Delinquentes por Anomalias Volitivas
Caracterizados por alterações ligadas à vontade, ao controle dos impulsos e à capacidade de autocontenção.
Tipos Combinados
Intelectual-Volitivos
Resultantes da combinação de alterações cognitivas e de controle da vontade.
Afetivo-Volitivos
Decorrentes da interação entre fatores emocionais e impulsivos.
Afetivo-Volitivo-Intelectuais
Casos em que diversas funções psíquicas se encontram comprometidas simultaneamente.
Para Ingenieros, o estudo dessas características poderia auxiliar na análise da periculosidade e da possibilidade de reintegração social do infrator.
5. A Classificação de Raffaele Garófalo
Raffaele Garófalo buscou relacionar o delito aos chamados sentimentos fundamentais de probidade e piedade.
Sua classificação compreendia:
Criminosos Típicos ou Característicos
Correspondentes aos criminosos considerados instintivos ou naturais.
Criminosos Violentos
Divididos em:
- Endêmicos (associados a determinadas culturas ou contextos regionais);
- Passionais (motivados por fatores emocionais ou sociais).
Criminosos Deficientes em Probidade
Indivíduos que praticam delitos patrimoniais ou fraudes devido à deficiência do sentimento de honestidade.
Criminosos Lascivos ou Cínicos
Categoria relacionada aos delitos de natureza sexual.
6. A Classificação de Cesare Lombroso
Lombroso elaborou uma das primeiras classificações sistemáticas da criminologia positivista:
Criminosos Natos
Supostamente predispostos biologicamente ao delito.
Criminosos Loucos ou Epilépticos
Portadores de transtornos mentais ou neurológicos.
Criminosos por Paixão
Movidos por fortes emoções ou estados passionais.
Criminosos de Ocasião
Influenciados por circunstâncias externas favoráveis à prática criminosa.
Embora historicamente relevantes, muitas das conclusões de Lombroso foram posteriormente refutadas pelo avanço das ciências médicas, psicológicas e sociais.

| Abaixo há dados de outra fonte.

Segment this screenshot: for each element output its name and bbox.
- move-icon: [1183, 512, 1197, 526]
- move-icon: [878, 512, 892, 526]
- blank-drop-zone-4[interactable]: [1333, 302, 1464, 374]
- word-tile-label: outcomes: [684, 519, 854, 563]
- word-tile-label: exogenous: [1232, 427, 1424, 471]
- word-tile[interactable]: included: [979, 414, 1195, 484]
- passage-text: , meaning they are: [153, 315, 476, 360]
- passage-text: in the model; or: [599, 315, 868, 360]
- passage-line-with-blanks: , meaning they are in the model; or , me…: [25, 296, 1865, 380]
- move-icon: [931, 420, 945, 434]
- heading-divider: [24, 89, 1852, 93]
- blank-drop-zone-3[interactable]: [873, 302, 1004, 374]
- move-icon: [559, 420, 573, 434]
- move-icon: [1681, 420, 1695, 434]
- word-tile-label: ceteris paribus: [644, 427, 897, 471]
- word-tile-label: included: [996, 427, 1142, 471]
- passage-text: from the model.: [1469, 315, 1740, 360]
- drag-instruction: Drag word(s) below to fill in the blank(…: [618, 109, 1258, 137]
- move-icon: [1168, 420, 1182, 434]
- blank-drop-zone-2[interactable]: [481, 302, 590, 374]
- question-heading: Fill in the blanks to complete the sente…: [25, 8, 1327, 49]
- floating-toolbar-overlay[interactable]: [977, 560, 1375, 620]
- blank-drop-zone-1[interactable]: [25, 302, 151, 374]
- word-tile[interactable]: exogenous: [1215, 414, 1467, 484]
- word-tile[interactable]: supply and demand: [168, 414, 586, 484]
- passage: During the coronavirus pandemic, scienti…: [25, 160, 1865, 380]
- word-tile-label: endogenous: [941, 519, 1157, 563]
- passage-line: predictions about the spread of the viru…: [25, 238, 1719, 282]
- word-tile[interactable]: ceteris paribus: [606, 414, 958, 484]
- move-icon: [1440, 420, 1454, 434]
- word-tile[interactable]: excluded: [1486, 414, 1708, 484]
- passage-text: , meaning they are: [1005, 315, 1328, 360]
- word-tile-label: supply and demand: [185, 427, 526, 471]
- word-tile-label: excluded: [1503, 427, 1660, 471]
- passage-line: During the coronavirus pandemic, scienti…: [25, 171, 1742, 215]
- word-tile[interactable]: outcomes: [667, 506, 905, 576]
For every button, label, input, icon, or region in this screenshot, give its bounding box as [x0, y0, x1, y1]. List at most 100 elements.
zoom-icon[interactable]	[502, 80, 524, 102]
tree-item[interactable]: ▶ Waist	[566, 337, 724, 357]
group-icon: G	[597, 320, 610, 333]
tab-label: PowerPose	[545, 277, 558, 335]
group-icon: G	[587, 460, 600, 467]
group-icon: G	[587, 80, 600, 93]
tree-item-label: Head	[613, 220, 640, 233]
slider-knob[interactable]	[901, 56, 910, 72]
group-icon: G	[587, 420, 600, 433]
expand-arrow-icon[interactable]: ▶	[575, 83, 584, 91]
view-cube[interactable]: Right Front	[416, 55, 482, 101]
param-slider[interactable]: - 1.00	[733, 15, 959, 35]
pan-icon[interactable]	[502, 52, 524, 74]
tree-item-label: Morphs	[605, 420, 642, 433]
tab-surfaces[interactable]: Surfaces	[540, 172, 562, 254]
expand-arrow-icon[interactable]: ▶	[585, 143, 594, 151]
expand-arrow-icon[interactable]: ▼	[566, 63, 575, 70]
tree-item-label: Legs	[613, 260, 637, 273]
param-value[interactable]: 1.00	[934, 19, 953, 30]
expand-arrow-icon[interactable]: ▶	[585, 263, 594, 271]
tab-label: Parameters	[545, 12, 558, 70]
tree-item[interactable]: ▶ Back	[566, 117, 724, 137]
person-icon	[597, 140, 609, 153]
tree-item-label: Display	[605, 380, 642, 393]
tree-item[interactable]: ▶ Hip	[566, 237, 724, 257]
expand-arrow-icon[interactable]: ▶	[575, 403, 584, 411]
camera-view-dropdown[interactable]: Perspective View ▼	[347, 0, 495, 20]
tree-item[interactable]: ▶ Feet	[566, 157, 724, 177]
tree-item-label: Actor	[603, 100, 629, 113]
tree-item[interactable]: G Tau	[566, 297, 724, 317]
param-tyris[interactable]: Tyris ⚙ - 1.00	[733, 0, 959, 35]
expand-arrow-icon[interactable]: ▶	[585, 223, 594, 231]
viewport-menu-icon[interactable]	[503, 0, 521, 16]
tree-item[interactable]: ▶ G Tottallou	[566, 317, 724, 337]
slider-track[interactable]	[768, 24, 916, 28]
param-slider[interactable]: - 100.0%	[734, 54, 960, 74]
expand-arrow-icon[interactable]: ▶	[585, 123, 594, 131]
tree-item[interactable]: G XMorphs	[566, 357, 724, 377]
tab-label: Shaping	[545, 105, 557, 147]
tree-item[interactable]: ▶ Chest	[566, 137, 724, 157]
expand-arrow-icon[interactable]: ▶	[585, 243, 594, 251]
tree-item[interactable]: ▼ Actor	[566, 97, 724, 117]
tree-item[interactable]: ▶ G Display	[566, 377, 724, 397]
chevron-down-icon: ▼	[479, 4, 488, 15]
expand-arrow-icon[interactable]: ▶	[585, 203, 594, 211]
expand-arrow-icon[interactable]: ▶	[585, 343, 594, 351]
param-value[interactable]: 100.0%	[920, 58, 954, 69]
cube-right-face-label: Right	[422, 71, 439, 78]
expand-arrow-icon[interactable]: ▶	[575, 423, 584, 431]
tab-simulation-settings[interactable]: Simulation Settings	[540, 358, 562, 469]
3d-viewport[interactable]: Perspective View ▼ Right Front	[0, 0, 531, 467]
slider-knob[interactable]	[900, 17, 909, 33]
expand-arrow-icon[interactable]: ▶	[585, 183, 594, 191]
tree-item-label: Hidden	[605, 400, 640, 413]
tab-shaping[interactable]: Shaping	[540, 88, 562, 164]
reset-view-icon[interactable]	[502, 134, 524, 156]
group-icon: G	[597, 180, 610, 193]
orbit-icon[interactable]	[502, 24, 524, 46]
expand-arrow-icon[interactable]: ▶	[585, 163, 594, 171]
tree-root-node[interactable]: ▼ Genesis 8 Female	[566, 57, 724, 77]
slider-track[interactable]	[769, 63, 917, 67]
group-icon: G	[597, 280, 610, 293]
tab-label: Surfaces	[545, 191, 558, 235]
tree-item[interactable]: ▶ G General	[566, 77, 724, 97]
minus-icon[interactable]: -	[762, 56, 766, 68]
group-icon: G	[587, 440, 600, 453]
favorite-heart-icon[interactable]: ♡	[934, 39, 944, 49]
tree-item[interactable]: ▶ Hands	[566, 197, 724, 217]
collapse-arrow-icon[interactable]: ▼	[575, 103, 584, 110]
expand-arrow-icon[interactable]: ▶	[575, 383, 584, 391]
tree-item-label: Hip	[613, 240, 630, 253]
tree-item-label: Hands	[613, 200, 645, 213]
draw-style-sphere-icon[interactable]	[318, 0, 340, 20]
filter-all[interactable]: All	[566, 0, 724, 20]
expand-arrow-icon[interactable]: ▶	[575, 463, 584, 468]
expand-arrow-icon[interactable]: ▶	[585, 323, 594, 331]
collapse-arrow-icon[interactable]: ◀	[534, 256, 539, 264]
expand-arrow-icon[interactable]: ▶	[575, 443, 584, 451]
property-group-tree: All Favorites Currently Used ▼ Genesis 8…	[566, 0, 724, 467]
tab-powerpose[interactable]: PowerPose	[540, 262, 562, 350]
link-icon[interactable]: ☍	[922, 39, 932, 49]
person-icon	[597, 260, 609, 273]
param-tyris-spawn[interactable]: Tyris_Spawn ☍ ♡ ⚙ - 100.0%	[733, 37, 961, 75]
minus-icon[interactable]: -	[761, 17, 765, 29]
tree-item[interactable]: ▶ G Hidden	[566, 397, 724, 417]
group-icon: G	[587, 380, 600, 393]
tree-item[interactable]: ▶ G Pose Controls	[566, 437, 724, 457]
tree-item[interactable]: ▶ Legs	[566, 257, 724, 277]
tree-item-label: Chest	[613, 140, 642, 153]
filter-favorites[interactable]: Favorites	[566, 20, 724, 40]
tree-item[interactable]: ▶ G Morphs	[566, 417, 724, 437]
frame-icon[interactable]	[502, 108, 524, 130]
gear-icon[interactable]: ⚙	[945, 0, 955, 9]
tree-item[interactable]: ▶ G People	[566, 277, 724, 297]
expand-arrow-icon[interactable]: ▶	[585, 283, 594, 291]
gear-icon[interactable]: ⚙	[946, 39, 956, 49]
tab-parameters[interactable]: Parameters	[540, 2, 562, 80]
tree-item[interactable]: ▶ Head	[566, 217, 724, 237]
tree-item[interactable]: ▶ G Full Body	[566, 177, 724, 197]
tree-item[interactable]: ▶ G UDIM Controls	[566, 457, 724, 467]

Visão Atual da Criminologia
A criminologia contemporânea rejeita explicações simplistas ou deterministas da criminalidade. Atualmente, prevalece a compreensão de que o comportamento criminoso decorre de uma combinação complexa de fatores:
- Biológicos;
- Psicológicos;
- Familiares;
- Econômicos;
- Educacionais;
- Culturais;
- Ambientais;
- Institucionais.
Dessa forma, as classificações de Ferri, Lombroso, Garófalo, Ingenieros, Cândido Motta e Hilário Veiga de Carvalho permanecem importantes como marcos históricos da evolução do pensamento criminológico, mas devem ser estudadas criticamente à luz do conhecimento científico contemporâneo.